Wan X, Schonfeld PM, Li Q. Transp. Res. F Traffic Psychol. Behav. 2016; 42: 125-139.

Copyright

(Copyright © 2016, Elsevier Publishing)

DOI

10.1016/j.trf.2016.07.005

PMID

unavailable

Abstract

In China metro interruptions and casualties are largely attributable to incidents involving passengers. The present study examined metro passengers' motivations to ride in potentially risky ways by focusing on belief-based measures of the theory of planned behavior (TPB), supplemented with several variables expected to be predictive. A survey based on this extended TPB, operationalized with respect to last-second riding, pushy riding and door-forcing scenarios, was conducted on a sample of regular passengers (N = 576, 576 and 571, respectively). In support of the TPB, after controlling for the effects of passengers' characteristics, the behavioral, normative and control beliefs accounted for a significant part of the variance in intentions to ride dangerously as depicted in the scenarios, with behavioral beliefs and control beliefs being consistently predictive across the behaviors.

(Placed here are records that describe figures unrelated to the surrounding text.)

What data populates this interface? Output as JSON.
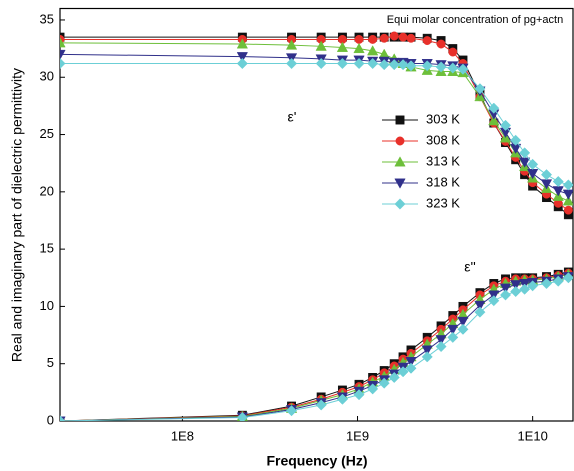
{
  "chart_data": {
    "type": "line",
    "title": "Equi molar concentration of pg+actn",
    "x_label": "Frequency (Hz)",
    "y_label": "Real and imaginary part of dielectric permittivity",
    "annotations": [
      "ε'",
      "ε''"
    ],
    "log_x": true,
    "x": [
      20000000,
      220000000,
      420000000,
      620000000,
      820000000,
      1020000000,
      1220000000,
      1420000000,
      1620000000,
      1820000000,
      2020000000,
      2500000000,
      3000000000,
      3500000000,
      4000000000,
      5000000000,
      6000000000,
      7000000000,
      8000000000,
      9000000000,
      10000000000,
      12000000000,
      14000000000,
      16000000000
    ],
    "series": [
      {
        "name": "303 K",
        "color": "#111111",
        "marker": "square",
        "real": [
          33.5,
          33.5,
          33.5,
          33.5,
          33.5,
          33.5,
          33.5,
          33.5,
          33.5,
          33.5,
          33.5,
          33.4,
          33.2,
          32.5,
          31.5,
          28.5,
          26,
          24.3,
          22.8,
          21.5,
          20.5,
          19.5,
          18.7,
          18
        ],
        "imaginary": [
          0,
          0.5,
          1.3,
          2.1,
          2.7,
          3.2,
          3.8,
          4.4,
          5,
          5.6,
          6.2,
          7.3,
          8.3,
          9.2,
          10,
          11.2,
          12,
          12.4,
          12.5,
          12.5,
          12.5,
          12.6,
          12.8,
          13
        ]
      },
      {
        "name": "308 K",
        "color": "#e8302a",
        "marker": "circle",
        "real": [
          33.3,
          33.3,
          33.3,
          33.3,
          33.3,
          33.3,
          33.3,
          33.4,
          33.6,
          33.5,
          33.4,
          33.2,
          32.9,
          32.2,
          31.2,
          28.3,
          26,
          24.4,
          23,
          21.8,
          20.8,
          19.8,
          19,
          18.4
        ],
        "imaginary": [
          0,
          0.45,
          1.2,
          1.9,
          2.5,
          3,
          3.6,
          4.2,
          4.8,
          5.4,
          5.9,
          7,
          8,
          8.9,
          9.7,
          11,
          11.8,
          12.2,
          12.4,
          12.4,
          12.4,
          12.5,
          12.7,
          12.9
        ]
      },
      {
        "name": "313 K",
        "color": "#6dbf3a",
        "marker": "triangle-up",
        "real": [
          33,
          32.9,
          32.8,
          32.7,
          32.6,
          32.5,
          32.3,
          32,
          31.6,
          31.2,
          30.9,
          30.6,
          30.5,
          30.5,
          30.4,
          28.3,
          26.2,
          24.7,
          23.4,
          22.2,
          21.2,
          20.3,
          19.6,
          19.2
        ],
        "imaginary": [
          0,
          0.4,
          1.1,
          1.8,
          2.3,
          2.8,
          3.4,
          3.9,
          4.5,
          5.1,
          5.6,
          6.7,
          7.6,
          8.5,
          9.3,
          10.6,
          11.5,
          12,
          12.2,
          12.3,
          12.3,
          12.4,
          12.6,
          12.8
        ]
      },
      {
        "name": "318 K",
        "color": "#30308a",
        "marker": "triangle-down",
        "real": [
          32,
          31.8,
          31.7,
          31.6,
          31.5,
          31.5,
          31.4,
          31.4,
          31.3,
          31.3,
          31.2,
          31.2,
          31.1,
          31,
          30.8,
          28.8,
          26.8,
          25.2,
          23.8,
          22.6,
          21.6,
          20.7,
          20.1,
          19.8
        ],
        "imaginary": [
          0,
          0.35,
          1,
          1.6,
          2.1,
          2.6,
          3.1,
          3.6,
          4.1,
          4.7,
          5.2,
          6.2,
          7.1,
          8,
          8.7,
          10.1,
          11,
          11.6,
          11.9,
          12,
          12.1,
          12.2,
          12.4,
          12.6
        ]
      },
      {
        "name": "323 K",
        "color": "#6ccfd6",
        "marker": "diamond",
        "real": [
          31.2,
          31.2,
          31.2,
          31.2,
          31.2,
          31.2,
          31.2,
          31.1,
          31.1,
          31.1,
          31,
          31,
          30.9,
          30.8,
          30.7,
          29,
          27.3,
          25.8,
          24.5,
          23.4,
          22.4,
          21.5,
          20.9,
          20.6
        ],
        "imaginary": [
          0,
          0.3,
          0.9,
          1.4,
          1.9,
          2.3,
          2.8,
          3.3,
          3.8,
          4.3,
          4.6,
          5.6,
          6.5,
          7.3,
          8,
          9.5,
          10.5,
          11,
          11.3,
          11.5,
          11.8,
          12,
          12.2,
          12.5
        ]
      }
    ],
    "xlim": [
      20000000,
      17000000000
    ],
    "xticks": [
      {
        "value": 100000000,
        "label": "1E8"
      },
      {
        "value": 1000000000,
        "label": "1E9"
      },
      {
        "value": 10000000000,
        "label": "1E10"
      }
    ],
    "ylim": [
      0,
      36
    ],
    "yticks": [
      0,
      5,
      10,
      15,
      20,
      25,
      30,
      35
    ],
    "legend": "upper right"
  }
}
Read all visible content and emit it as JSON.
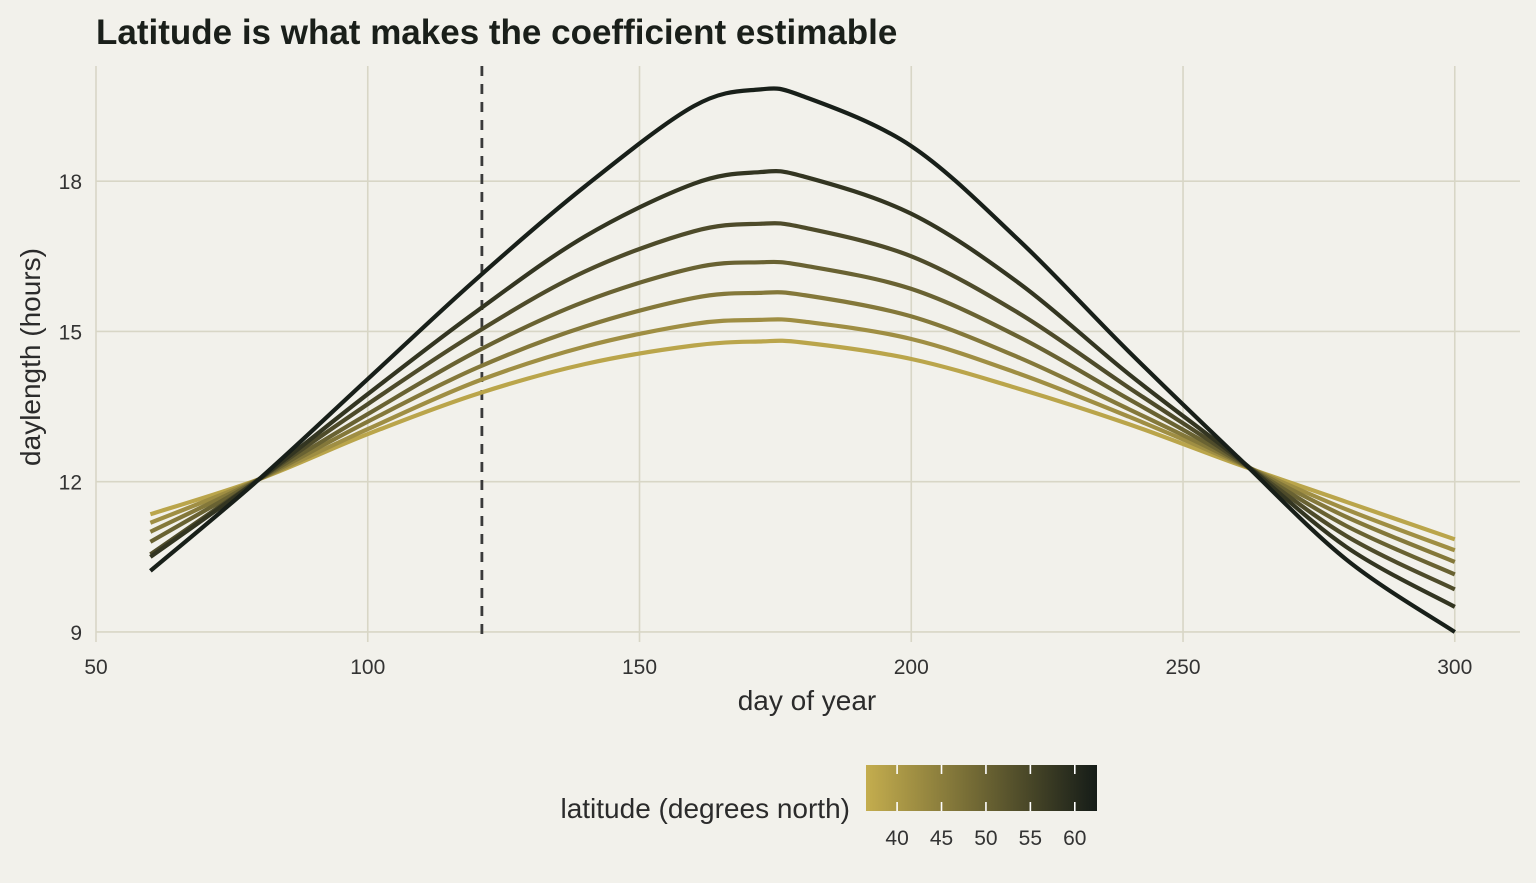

The inclusion of moral norms, past behavior, perceived risk and self-identity resulted in a significant increment in explained variance for each intention investigated, with past behavior being consistently predictive while moral norms and perceived risk showing significance in some scenarios and self-identity being consistently insignificant across the behaviors. Further, an extensive set of belief targets for metro safety interventions were identified by selecting those beliefs that differed most between those who intended to commit risky riding and those who did not. Theoretical and practical implications of the findings are discussed from the perspective of reducing passengers' risky riding tendencies.